Mitch took control of the radio. Failing to find his favorite oldies station, he settled on classic rock. Dane sat back and felt the back-and-forth motion of the boat and listened to Neil Young singing to an old man, telling him that he was a lot like the old man was. Dane’s thoughts inevitably turned to Marlow again.
Marlow was a bastard, no question about that.
He was vicious even when he didn’t have to be. He believed the lowliest vampire to be superior to the human filth in every way, and himself to be superior to every other vampire. Perhaps Vicente and Lilith were the exception to that hierarchy, but there were times when Dane wasn’t so sure.
During his lifetime, he had been Roderick Marlow, a small-time
criminal, a thug with delusions of grandeur. Once he was turned, the first thing he did was to kill the man who had run the gang he worked for—even though at that point he couldn’t advance up the ranks, he still wanted to take revenge on the individual who had held power over him. Marlow made himself an important figure in the world of the undead, following the example set for him by the man he had so detested in life.
As a teacher, Marlow was a complete disaster.
He filled Dane’s head with a mixture of fact and fiction, leaving it up to Dane to discern—sometimes with painful consequences—between the two. When Dane asked questions that displeased him, even for reasons Dane could never fathom, Marlow was quick to administer harsh beatings in place of answers.
One of the worst of these came in 1863, during the War Between the States.
Traveling by night, living in the shadows, knowing that to be seen by armed soldiers meant almost certain destruction, they cut a swath south and east across a nation ravaged by combat. Marlow claimed his purpose was to demonstrate to Dane just how horribly people treated one another, as a means of impressing upon him that showing them any mercy was pointless, because the quick death a vampire offered was actually more merciful than allowing the humans to live out their own lives.
They wound up at Vicksburg, Mississippi, days after an extended campaign by General Grant resulted in the Confederate surrender of the city. Vicksburg and its environs had been the site of battle after battle, and the city had been shelled almost to rubble. Now, as summer’s heat settled on the region, came the aftermath, the cleanup. Mass burials took place. Church bells, at least in the places where churches still stood, tolled for hours on end.
And across the battlefields, trawling among the dead and dying, were the vampires.
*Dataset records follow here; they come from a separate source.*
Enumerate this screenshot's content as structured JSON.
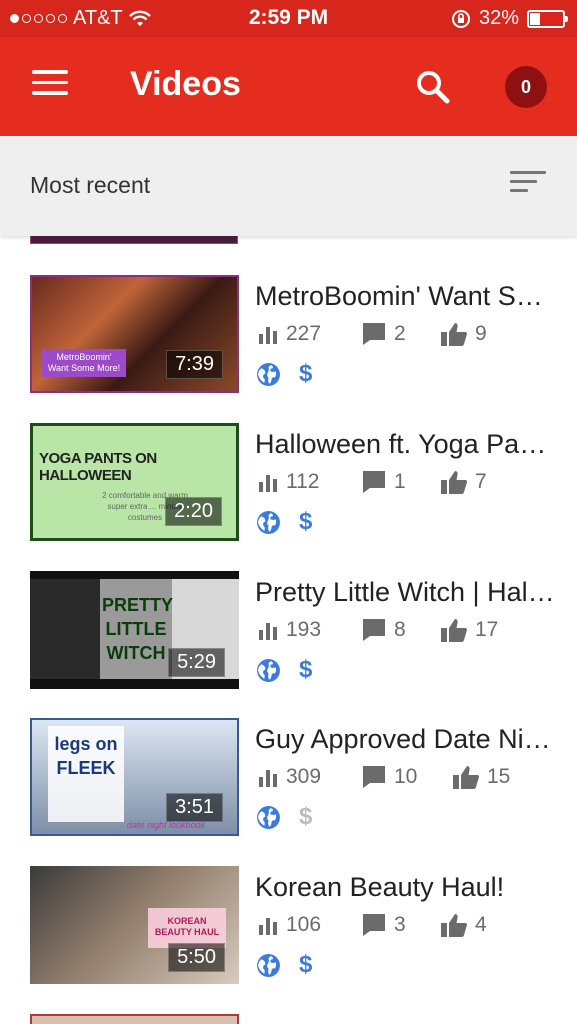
{
  "status_bar": {
    "carrier": "AT&T",
    "time": "2:59 PM",
    "battery_percent": "32%",
    "battery_level": 0.32,
    "signal_bars_filled": 1,
    "signal_bars_total": 5
  },
  "app_bar": {
    "title": "Videos",
    "notification_count": "0",
    "color": "#e52d1f"
  },
  "sort_bar": {
    "label": "Most recent"
  },
  "videos": [
    {
      "title": "MetroBoomin' Want Some More!",
      "duration": "7:39",
      "views": "227",
      "comments": "2",
      "likes": "9",
      "public": true,
      "monetized": true,
      "thumb_text": "MetroBoomin' Want Some More!"
    },
    {
      "title": "Halloween ft. Yoga Pants",
      "duration": "2:20",
      "views": "112",
      "comments": "1",
      "likes": "7",
      "public": true,
      "monetized": true,
      "thumb_text": "YOGA PANTS ON HALLOWEEN",
      "thumb_subtext": "2 comfortable and warm super extra ... minute costumes"
    },
    {
      "title": "Pretty Little Witch | Halloween",
      "duration": "5:29",
      "views": "193",
      "comments": "8",
      "likes": "17",
      "public": true,
      "monetized": true,
      "thumb_text": "PRETTY LITTLE WITCH"
    },
    {
      "title": "Guy Approved Date Night Lookbook",
      "duration": "3:51",
      "views": "309",
      "comments": "10",
      "likes": "15",
      "public": true,
      "monetized": false,
      "thumb_text": "legs on FLEEK",
      "thumb_subtext": "date night lookbook"
    },
    {
      "title": "Korean Beauty Haul!",
      "duration": "5:50",
      "views": "106",
      "comments": "3",
      "likes": "4",
      "public": true,
      "monetized": true,
      "thumb_text": "KOREAN BEAUTY HAUL"
    }
  ],
  "icons": {
    "menu": "menu-icon",
    "search": "search-icon",
    "sort": "sort-icon",
    "views": "bar-chart-icon",
    "comments": "comment-icon",
    "likes": "thumbs-up-icon",
    "public": "globe-icon",
    "monetized": "dollar-icon"
  },
  "colors": {
    "status_bar": "#d7261c",
    "accent_blue": "#3b7be0",
    "disabled_gray": "#bcbcbc"
  }
}
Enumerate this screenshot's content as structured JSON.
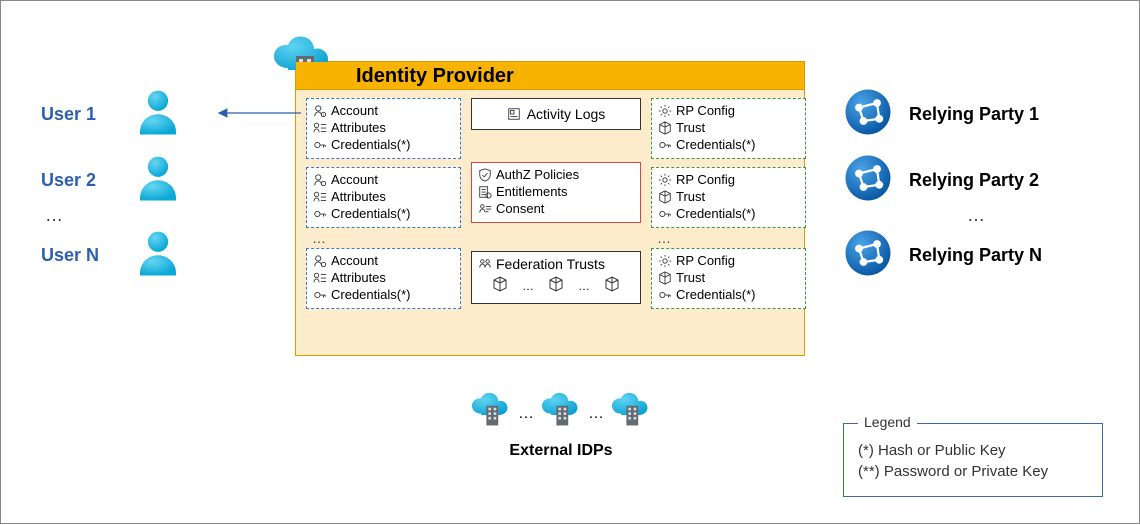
{
  "title": "Identity Provider",
  "users": {
    "items": [
      "User 1",
      "User 2",
      "User N"
    ],
    "ellipsis": "…"
  },
  "relyingParties": {
    "items": [
      "Relying Party 1",
      "Relying Party 2",
      "Relying Party N"
    ],
    "ellipsis": "…"
  },
  "userBox": {
    "account": "Account",
    "attributes": "Attributes",
    "credentials": "Credentials(*)"
  },
  "rpBox": {
    "config": "RP Config",
    "trust": "Trust",
    "credentials": "Credentials(*)"
  },
  "activityLogs": "Activity Logs",
  "authz": {
    "policies": "AuthZ Policies",
    "entitlements": "Entitlements",
    "consent": "Consent"
  },
  "federation": {
    "title": "Federation Trusts",
    "dots": "…"
  },
  "externalIdps": "External IDPs",
  "col_dots": "…",
  "legend": {
    "title": "Legend",
    "star": "(*) Hash or Public Key",
    "dstar": "(**) Password or Private Key"
  }
}
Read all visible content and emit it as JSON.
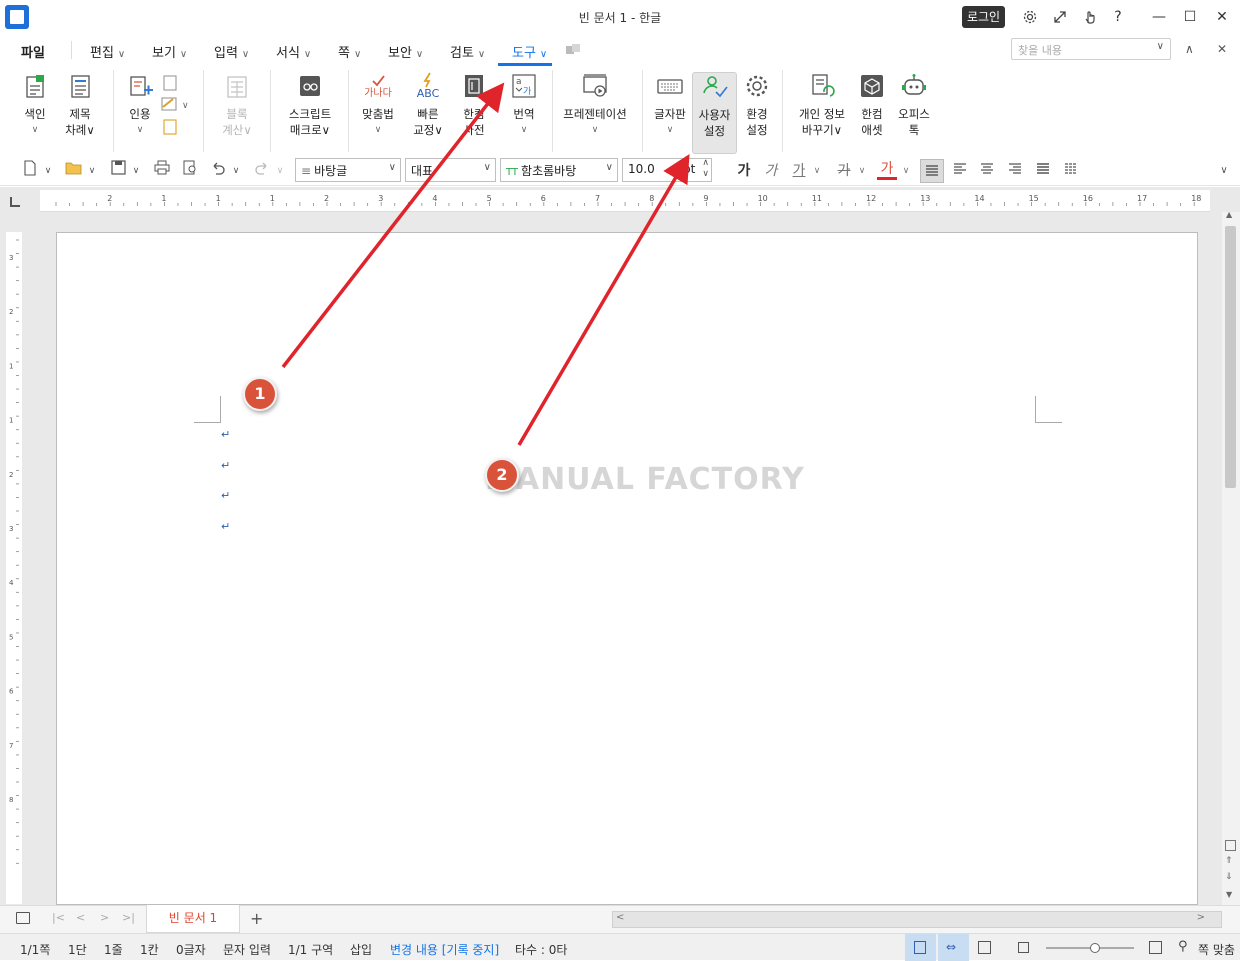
{
  "window": {
    "title": "빈 문서 1 - 한글",
    "login_label": "로그인",
    "settings_icon": "gear-icon",
    "restore_icon": "expand-icon",
    "touch_icon": "hand-icon",
    "help_label": "?",
    "minimize": "—",
    "maximize": "☐",
    "close": "✕"
  },
  "menu": {
    "file": "파일",
    "items": [
      {
        "label": "편집",
        "chevron": "∨"
      },
      {
        "label": "보기",
        "chevron": "∨"
      },
      {
        "label": "입력",
        "chevron": "∨"
      },
      {
        "label": "서식",
        "chevron": "∨"
      },
      {
        "label": "쪽",
        "chevron": "∨"
      },
      {
        "label": "보안",
        "chevron": "∨"
      },
      {
        "label": "검토",
        "chevron": "∨"
      },
      {
        "label": "도구",
        "chevron": "∨"
      }
    ],
    "search_placeholder": "찾을 내용",
    "collapse": "∧",
    "close": "✕"
  },
  "ribbon": {
    "index": {
      "l1": "색인",
      "ch": "∨"
    },
    "toc": {
      "l1": "제목",
      "l2": "차례∨"
    },
    "cite": {
      "l1": "인용",
      "ch": "∨"
    },
    "block": {
      "l1": "블록",
      "l2": "계산∨"
    },
    "script": {
      "l1": "스크립트",
      "l2": "매크로∨"
    },
    "spell": {
      "icon_text": "가나다",
      "l1": "맞춤법",
      "ch": "∨"
    },
    "quick": {
      "icon_text": "ABC",
      "l1": "빠른",
      "l2": "교정∨"
    },
    "dict": {
      "l1": "한컴",
      "l2": "사전"
    },
    "translate": {
      "l1": "번역",
      "ch": "∨"
    },
    "present": {
      "l1": "프레젠테이션",
      "ch": "∨"
    },
    "keyboard": {
      "l1": "글자판",
      "ch": "∨"
    },
    "user": {
      "l1": "사용자",
      "l2": "설정"
    },
    "env": {
      "l1": "환경",
      "l2": "설정"
    },
    "privacy": {
      "l1": "개인 정보",
      "l2": "바꾸기∨"
    },
    "asset": {
      "l1": "한컴",
      "l2": "애셋"
    },
    "office": {
      "l1": "오피스",
      "l2": "톡"
    }
  },
  "format": {
    "style": "바탕글",
    "lang": "대표",
    "font": "함초롬바탕",
    "font_icon": "TT",
    "size": "10.0",
    "unit": "pt",
    "bold": "가",
    "italic": "가",
    "underline": "가",
    "strike": "가",
    "color": "가",
    "expand": "∨"
  },
  "ruler": {
    "h": [
      "2",
      "1",
      "1",
      "1",
      "2",
      "3",
      "4",
      "5",
      "6",
      "7",
      "8",
      "9",
      "10",
      "11",
      "12",
      "13",
      "14",
      "15",
      "16",
      "17",
      "18"
    ],
    "v": [
      "3",
      "2",
      "1",
      "1",
      "2",
      "3",
      "4",
      "5",
      "6",
      "7",
      "8"
    ]
  },
  "document": {
    "para_mark": "↵",
    "watermark": "MANUAL FACTORY"
  },
  "annotations": {
    "b1": "1",
    "b2": "2"
  },
  "tabs": {
    "doc": "빈 문서 1",
    "add": "+",
    "nav": [
      "|<",
      "<",
      ">",
      ">|"
    ]
  },
  "status": {
    "page": "1/1쪽",
    "col": "1단",
    "line": "1줄",
    "cell": "1칸",
    "chars": "0글자",
    "mode": "문자 입력",
    "section": "1/1 구역",
    "insert": "삽입",
    "track": "변경 내용 [기록 중지]",
    "typing": "타수 : 0타",
    "fit": "쪽 맞춤"
  },
  "colors": {
    "accent": "#1473e6",
    "arrow": "#e0242c",
    "badge": "#d9533b",
    "doctab": "#e0422d"
  }
}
Every battlefield attracted scavengers, Dane had learned. Vultures, wild dogs, rats, and other creatures were naturally drawn to the carcasses of men. Other humans crept from corpse to corpse, stealing currency, boots, and weapons.
But the vampires, desperate for easy pickings, went to the recently dead and the near dead, drinking their fill of blood. Too lazy to even bother hunting, Marlow said. Every war in human history had known them. These vampires, oversated, lolled around the battlefields and the homes of the dead until the rising of the sun made them scramble for cover. To Dane they were as worthless as mosquitoes, not deserving his sympathy or appreciation. If he had to be a vampire, he told Marlow, he at least wanted to do it in a way that demonstrated courage and dignity.